Public option likely to be managed by private insurance company
A little-noticed tidbit in Saturday’s Washington Post is sure to raise eyebrows among liberal supporters of a gorvernment-run healthcare plan: the plan is likely to be administered by a private insurance company, the very companies that progressive activists are trying to unseat.
The public-option debate is frustrating some Democrats, who have come to believe that a government-run plan is neither as radical as its conservative critics have portrayed, nor as important as its liberal supporters contend. Any public plan is likely to have a relatively narrow scope, as it would be offered only to people who don’t have access to coverage through an employer.

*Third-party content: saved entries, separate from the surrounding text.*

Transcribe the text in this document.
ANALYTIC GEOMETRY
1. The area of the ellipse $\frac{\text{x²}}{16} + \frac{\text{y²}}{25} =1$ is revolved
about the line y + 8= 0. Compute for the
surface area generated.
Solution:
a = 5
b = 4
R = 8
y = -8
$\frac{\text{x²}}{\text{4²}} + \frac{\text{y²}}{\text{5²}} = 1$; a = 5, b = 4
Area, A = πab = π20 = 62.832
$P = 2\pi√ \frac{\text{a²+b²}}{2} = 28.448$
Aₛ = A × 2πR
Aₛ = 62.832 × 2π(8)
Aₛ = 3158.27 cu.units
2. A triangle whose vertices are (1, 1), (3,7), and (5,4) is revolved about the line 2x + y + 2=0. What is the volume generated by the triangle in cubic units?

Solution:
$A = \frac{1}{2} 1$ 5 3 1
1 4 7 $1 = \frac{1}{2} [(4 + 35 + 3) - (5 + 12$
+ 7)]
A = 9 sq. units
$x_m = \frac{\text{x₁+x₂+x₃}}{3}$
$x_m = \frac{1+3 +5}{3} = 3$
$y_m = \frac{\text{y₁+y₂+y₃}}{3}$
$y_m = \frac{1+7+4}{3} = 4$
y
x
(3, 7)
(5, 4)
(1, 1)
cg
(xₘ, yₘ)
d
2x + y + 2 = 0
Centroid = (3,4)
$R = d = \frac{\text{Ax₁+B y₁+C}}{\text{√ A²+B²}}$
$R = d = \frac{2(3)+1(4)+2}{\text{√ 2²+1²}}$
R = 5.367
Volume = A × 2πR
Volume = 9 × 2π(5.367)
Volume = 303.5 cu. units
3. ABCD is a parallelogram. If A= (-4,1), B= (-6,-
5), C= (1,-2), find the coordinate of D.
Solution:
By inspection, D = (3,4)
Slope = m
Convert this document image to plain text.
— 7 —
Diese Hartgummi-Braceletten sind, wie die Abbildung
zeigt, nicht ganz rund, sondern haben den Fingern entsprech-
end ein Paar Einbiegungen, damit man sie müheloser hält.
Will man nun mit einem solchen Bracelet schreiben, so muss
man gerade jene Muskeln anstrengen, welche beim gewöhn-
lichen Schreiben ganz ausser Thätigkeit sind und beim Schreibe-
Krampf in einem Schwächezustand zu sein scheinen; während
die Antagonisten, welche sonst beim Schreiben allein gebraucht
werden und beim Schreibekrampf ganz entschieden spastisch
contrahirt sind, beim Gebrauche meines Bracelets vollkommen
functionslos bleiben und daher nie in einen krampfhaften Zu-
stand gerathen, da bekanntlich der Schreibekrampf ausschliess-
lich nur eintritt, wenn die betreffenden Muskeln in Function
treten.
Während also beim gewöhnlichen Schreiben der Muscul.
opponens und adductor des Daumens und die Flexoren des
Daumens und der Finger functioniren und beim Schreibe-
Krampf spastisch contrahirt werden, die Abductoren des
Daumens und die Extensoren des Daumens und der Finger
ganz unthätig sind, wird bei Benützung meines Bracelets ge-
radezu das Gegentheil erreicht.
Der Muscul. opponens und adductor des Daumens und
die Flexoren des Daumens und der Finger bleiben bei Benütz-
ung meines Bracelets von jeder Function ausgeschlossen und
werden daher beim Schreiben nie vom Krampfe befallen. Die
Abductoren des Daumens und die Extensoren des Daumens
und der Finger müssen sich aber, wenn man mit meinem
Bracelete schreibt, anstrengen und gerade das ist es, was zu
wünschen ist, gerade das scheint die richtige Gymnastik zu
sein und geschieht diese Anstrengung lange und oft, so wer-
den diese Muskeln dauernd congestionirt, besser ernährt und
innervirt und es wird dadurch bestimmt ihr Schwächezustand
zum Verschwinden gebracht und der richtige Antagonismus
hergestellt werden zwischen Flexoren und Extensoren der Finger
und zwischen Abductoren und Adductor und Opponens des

The public option would effectively be just another insurance plan offered on the open market. It would likely be administered by a private insurance provider, charging premiums and copayments like any other policy. In an early estimate of the House bill, the Congressional Budget Office forecast that fewer than 12 million people would buy insurance through the government plan.
Supporters of the public plan contend that it will help to trim healthcare costs, as a public insurer wouldn’t need to generate profits. Health insurance companies typically earn profits of around two to four percent, which amounts to billions of dollars for some firms.
A physicians’ group notes that the bills authorize the government to contract with “corporations” that will create a “public option.”
“Both bills authorize the Secretary to contract with corporations to conduct unspecified activities that will somehow lead to the creation of an “option” program throughout the country,” Kip Sullivan at Physicians for a National Health Program writes.
Advocates of a “public option” claim that the “option” will look like Medicare. They say this about the “option” in both bills that have been introduced to date – the House “reform” bill, HR 3200, and the bill written by the Senate Health, Education, Labor and Pensions (HELP) committee. But this statement is not true.
Medicare is larger than any private insurance company; the “option” in both bills will be small. The traditional Medicare program is a single program with uniform benefits; the “option” in both bills will be a balkanized program that may not be available in all parts of the country. Medicare is administered by public employees; the “options” in both bills will be administered by private-sector corporations, some or all of which will be insurance companies. The “option” in neither bill resembles Medicare….
As the preceding rather convoluted description of MACs and contracting administrators suggests, neither the HELP bill nor HR 3200 makes it easy for readers to grasp that corporations, not public employees, will create, and probably run, the “option” program. Neither bill comes right out and says, “The Secretary shall hire private-sector corporations to create and run as many health insurance companies as is necessary to make health insurance available for sale to the non-elderly in each health insurance market in America.” Nor is that fact being ballyhooed by the bills’ authors and proponents. But it’s an important feature for “option” supporters to understand because it undermines the claim “option” advocates make over and over that the “option” will look like Medicare.
The Senate Health Committee bill includes a public option; the Senate Finance Committee bill does not. Senate Democrats are pushing to include an “opt-out” or “trigger” public health option in their final bill, which would unsettle some Democratic moderates but not to the point where they’d join a Republican filibuster.
In the House, Speaker Nancy Pelosi (D-CA) is whipping votes for a “robust” public option, to give negotiators between the two chambers leverage in order to have some form of the public option be included in a final bill.